Habían pasado cuatro años de aquello, de París con sus risas de fondo, de fotos bajo paraguas y lluvia incesante; y seguía sintiendo lo mismo al acariciarle y tenerle a pocos centímetros. Habían pasado cuatro años, distancia, modos de vida distintos, aspiraciones opuestas y golpes varios, y seguía sintiendo que era el hombre más afortunado del mundo por tener aquellos ojos menta, un fin de semana cualquiera, en una ciudad que no los conocía todavía, refrescando y removiendo todas y cada una de las partes de su sensatez. Pero si algo sabía es que ella nunca hablaba por hablar.

    • – La chica de París murió hace algún tiempo.– Dijo ella en un tono de voz débil mientras cerraba los ojos y disfrutaba un poco más del tacto de su piel.
    • – ¿Y por qué la estoy viendo ahora mismo entre canales, más guapa que nunca? – Su pulgar se deslizó de su mejilla a su mentón, elevándolo ligeramente para que ella abriera los ojos otra vez.

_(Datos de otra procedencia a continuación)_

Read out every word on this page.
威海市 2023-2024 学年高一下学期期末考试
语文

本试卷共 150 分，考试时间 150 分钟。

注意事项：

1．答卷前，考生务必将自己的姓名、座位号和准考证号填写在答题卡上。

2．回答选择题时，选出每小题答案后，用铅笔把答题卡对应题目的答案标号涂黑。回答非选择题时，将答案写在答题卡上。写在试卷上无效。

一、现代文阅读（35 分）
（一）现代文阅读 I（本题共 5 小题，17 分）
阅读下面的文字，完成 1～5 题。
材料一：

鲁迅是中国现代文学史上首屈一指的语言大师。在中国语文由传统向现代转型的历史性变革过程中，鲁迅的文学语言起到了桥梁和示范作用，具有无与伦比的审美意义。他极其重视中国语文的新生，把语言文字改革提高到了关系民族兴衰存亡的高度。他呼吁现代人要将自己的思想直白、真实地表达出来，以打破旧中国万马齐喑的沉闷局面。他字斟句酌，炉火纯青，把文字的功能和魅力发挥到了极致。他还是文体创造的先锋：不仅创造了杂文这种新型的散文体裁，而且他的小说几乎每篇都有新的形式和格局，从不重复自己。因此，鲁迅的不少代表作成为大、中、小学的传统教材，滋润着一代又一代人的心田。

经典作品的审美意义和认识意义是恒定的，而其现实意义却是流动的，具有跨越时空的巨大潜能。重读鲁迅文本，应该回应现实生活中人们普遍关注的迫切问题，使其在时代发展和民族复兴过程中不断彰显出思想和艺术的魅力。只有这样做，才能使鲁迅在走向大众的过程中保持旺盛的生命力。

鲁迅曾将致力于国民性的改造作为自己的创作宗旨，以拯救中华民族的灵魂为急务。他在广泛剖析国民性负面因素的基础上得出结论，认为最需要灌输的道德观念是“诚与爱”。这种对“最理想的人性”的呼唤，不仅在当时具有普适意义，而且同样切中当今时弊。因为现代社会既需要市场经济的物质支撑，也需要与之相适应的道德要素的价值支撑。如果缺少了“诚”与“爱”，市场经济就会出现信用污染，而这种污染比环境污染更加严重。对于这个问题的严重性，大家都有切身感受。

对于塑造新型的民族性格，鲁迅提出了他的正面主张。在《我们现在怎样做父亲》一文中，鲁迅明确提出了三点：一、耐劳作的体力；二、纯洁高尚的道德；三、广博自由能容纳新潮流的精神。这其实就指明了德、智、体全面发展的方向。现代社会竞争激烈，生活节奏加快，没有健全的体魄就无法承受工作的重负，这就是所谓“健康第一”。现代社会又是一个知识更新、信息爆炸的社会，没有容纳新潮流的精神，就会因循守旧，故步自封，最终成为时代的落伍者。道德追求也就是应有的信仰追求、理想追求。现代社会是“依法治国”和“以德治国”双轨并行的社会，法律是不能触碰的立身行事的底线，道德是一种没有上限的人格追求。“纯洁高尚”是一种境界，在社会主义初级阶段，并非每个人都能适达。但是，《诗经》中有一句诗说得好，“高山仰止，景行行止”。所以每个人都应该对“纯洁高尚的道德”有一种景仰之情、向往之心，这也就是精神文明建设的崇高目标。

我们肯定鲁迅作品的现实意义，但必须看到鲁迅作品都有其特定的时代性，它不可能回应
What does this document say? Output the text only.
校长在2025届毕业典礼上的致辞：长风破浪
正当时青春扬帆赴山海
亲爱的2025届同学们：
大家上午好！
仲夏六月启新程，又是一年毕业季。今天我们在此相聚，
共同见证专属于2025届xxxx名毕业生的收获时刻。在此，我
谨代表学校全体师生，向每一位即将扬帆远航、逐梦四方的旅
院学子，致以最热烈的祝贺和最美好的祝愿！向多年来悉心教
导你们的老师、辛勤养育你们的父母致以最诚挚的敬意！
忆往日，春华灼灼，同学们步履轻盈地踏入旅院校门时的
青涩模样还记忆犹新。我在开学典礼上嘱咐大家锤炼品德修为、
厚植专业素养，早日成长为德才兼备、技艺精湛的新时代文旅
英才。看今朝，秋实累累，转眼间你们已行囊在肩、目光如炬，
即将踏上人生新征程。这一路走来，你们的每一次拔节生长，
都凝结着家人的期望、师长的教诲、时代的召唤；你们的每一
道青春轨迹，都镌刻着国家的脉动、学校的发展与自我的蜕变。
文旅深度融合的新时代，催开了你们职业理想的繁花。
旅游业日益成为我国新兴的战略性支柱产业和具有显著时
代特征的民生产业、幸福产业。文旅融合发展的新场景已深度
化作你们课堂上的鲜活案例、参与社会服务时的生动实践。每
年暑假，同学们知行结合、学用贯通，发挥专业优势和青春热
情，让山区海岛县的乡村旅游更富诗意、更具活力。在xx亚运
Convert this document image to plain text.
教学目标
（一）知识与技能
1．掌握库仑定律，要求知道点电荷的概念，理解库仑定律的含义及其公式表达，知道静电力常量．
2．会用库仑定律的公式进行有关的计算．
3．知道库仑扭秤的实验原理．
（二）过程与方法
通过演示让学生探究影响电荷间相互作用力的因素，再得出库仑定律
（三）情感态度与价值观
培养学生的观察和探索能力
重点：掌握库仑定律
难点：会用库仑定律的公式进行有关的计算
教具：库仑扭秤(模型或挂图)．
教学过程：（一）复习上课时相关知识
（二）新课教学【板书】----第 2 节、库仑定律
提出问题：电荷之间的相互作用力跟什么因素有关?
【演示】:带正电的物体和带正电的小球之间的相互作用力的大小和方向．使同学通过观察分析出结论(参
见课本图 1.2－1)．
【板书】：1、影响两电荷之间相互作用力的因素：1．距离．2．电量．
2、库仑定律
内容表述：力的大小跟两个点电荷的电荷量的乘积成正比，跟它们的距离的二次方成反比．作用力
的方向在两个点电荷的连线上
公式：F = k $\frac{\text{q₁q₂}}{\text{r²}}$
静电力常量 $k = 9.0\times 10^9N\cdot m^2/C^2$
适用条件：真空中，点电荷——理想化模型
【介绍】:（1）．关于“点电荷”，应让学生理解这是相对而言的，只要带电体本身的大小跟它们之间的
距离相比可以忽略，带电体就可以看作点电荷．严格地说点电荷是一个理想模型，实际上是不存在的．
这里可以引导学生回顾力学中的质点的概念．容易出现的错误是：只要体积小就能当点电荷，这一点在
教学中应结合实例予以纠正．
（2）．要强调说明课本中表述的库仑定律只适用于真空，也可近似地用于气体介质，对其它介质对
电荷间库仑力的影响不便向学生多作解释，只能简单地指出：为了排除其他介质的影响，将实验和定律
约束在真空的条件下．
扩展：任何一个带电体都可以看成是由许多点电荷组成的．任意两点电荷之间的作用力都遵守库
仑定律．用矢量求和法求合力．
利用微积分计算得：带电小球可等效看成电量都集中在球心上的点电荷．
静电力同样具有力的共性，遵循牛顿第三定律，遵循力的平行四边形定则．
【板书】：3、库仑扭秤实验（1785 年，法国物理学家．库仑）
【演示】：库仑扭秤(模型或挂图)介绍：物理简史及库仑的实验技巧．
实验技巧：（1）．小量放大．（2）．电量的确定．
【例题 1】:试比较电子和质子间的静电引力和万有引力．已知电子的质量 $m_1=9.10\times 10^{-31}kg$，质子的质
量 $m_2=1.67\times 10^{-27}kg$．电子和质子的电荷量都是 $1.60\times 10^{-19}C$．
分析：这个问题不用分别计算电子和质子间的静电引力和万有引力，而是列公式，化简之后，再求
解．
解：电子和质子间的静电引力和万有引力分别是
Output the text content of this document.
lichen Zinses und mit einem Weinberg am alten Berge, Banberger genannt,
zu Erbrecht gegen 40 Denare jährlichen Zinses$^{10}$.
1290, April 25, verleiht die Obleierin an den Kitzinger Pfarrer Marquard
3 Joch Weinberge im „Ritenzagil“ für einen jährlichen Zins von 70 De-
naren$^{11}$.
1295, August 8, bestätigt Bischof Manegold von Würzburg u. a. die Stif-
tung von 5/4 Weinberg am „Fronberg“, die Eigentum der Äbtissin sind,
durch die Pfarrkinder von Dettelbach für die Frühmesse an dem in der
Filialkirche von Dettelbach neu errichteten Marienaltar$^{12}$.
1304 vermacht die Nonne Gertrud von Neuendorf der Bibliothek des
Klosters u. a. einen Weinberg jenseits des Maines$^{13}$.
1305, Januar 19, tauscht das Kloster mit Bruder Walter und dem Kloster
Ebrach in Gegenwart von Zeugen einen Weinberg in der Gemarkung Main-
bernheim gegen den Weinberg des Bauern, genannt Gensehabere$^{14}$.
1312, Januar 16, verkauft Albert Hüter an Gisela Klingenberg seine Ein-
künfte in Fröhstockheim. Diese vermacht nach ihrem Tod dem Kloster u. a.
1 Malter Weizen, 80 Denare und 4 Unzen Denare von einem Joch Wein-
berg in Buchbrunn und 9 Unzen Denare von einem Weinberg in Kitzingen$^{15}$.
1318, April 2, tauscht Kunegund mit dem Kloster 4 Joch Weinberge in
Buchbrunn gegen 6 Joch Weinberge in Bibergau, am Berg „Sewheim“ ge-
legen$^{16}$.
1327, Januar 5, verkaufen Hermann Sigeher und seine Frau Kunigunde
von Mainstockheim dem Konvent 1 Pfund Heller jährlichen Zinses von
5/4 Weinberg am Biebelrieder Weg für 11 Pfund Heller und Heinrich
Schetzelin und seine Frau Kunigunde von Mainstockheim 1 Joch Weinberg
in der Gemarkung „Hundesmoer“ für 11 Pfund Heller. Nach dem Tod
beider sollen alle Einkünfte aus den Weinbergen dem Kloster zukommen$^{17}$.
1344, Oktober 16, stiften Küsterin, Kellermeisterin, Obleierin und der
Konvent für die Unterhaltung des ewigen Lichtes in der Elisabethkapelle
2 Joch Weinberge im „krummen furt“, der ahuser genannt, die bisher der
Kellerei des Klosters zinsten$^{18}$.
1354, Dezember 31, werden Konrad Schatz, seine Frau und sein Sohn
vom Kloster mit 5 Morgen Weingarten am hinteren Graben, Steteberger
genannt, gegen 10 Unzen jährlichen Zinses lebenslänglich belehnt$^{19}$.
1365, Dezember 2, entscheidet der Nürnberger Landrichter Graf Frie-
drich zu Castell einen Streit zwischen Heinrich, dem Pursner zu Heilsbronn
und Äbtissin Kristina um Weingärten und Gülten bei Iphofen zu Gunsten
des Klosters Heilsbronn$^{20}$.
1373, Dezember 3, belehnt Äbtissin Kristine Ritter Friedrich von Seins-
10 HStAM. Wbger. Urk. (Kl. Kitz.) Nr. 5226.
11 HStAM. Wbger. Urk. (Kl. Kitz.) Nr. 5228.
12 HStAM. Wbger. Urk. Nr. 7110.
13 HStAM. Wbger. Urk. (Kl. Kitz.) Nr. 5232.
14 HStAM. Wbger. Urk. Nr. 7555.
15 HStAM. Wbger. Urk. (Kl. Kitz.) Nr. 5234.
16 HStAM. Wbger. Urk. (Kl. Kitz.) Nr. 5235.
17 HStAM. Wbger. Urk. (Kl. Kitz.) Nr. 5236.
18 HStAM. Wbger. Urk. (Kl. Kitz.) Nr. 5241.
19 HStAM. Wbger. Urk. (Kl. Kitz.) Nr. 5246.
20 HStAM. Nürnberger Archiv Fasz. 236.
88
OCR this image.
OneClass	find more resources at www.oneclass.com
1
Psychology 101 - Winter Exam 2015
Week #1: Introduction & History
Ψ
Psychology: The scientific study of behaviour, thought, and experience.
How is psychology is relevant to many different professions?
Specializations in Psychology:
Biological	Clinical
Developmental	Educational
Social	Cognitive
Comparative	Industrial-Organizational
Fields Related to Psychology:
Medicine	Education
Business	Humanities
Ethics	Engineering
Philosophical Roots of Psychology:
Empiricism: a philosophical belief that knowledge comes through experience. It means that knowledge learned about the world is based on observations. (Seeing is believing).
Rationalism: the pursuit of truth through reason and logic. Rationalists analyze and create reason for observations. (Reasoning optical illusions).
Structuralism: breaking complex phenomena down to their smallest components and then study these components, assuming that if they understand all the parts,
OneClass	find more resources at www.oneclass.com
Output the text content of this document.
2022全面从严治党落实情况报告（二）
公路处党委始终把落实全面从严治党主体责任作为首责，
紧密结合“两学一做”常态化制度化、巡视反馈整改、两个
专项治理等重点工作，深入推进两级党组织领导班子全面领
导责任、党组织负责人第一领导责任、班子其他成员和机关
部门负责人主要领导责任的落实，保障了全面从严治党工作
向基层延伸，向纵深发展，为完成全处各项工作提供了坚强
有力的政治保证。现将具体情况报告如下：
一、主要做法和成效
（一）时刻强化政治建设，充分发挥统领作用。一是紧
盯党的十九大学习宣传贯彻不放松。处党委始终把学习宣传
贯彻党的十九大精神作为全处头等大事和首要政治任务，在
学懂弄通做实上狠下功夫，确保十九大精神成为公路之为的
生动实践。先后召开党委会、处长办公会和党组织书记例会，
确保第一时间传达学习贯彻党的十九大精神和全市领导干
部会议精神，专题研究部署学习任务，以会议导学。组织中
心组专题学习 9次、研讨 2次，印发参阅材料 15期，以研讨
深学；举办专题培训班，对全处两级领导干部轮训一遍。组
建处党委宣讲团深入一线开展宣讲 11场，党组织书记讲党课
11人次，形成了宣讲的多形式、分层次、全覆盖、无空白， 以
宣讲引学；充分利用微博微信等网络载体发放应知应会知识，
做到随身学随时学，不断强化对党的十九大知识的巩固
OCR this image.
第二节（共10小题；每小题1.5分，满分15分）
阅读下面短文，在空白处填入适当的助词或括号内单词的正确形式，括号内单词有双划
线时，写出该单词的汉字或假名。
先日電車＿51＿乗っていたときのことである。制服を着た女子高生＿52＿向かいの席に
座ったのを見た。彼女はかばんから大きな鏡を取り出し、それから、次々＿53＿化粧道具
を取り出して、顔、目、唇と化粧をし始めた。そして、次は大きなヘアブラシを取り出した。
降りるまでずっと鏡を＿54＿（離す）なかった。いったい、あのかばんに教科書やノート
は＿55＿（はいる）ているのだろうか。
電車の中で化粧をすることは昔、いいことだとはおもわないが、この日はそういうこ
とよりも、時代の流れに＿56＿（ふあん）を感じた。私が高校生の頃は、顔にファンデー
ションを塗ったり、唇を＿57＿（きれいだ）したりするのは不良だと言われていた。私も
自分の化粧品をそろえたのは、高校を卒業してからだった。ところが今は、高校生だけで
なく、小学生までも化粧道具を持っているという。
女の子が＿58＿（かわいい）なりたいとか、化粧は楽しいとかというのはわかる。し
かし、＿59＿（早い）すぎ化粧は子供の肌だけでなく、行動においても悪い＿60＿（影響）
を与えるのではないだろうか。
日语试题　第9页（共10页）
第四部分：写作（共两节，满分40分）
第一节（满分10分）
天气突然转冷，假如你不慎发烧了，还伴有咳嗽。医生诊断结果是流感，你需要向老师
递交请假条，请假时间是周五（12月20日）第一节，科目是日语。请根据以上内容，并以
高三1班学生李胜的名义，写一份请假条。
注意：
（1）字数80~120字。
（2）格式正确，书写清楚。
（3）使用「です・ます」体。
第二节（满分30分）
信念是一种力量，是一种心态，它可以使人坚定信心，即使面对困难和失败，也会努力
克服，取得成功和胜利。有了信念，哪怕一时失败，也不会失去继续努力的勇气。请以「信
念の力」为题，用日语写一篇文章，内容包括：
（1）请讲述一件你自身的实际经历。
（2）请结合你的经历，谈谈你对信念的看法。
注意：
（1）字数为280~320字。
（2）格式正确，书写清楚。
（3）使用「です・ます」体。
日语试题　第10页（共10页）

    • – Siempre he creído que a quienes les suceden cosas malas se les dibuja un brillo especial en los ojos y son más bonitos ¿sabes? Incluso si te fijas bien, por la calle puedes diferenciarlos del resto porque desprenden una belleza inusual. Y creo que con las ciudades pasa lo mismo. – Hizo una pequeña pausa para tomar aire y mirarle fijamente unos segundos más – Ámsterdam se merece la belleza inusual de haber perdido una historia como la nuestra.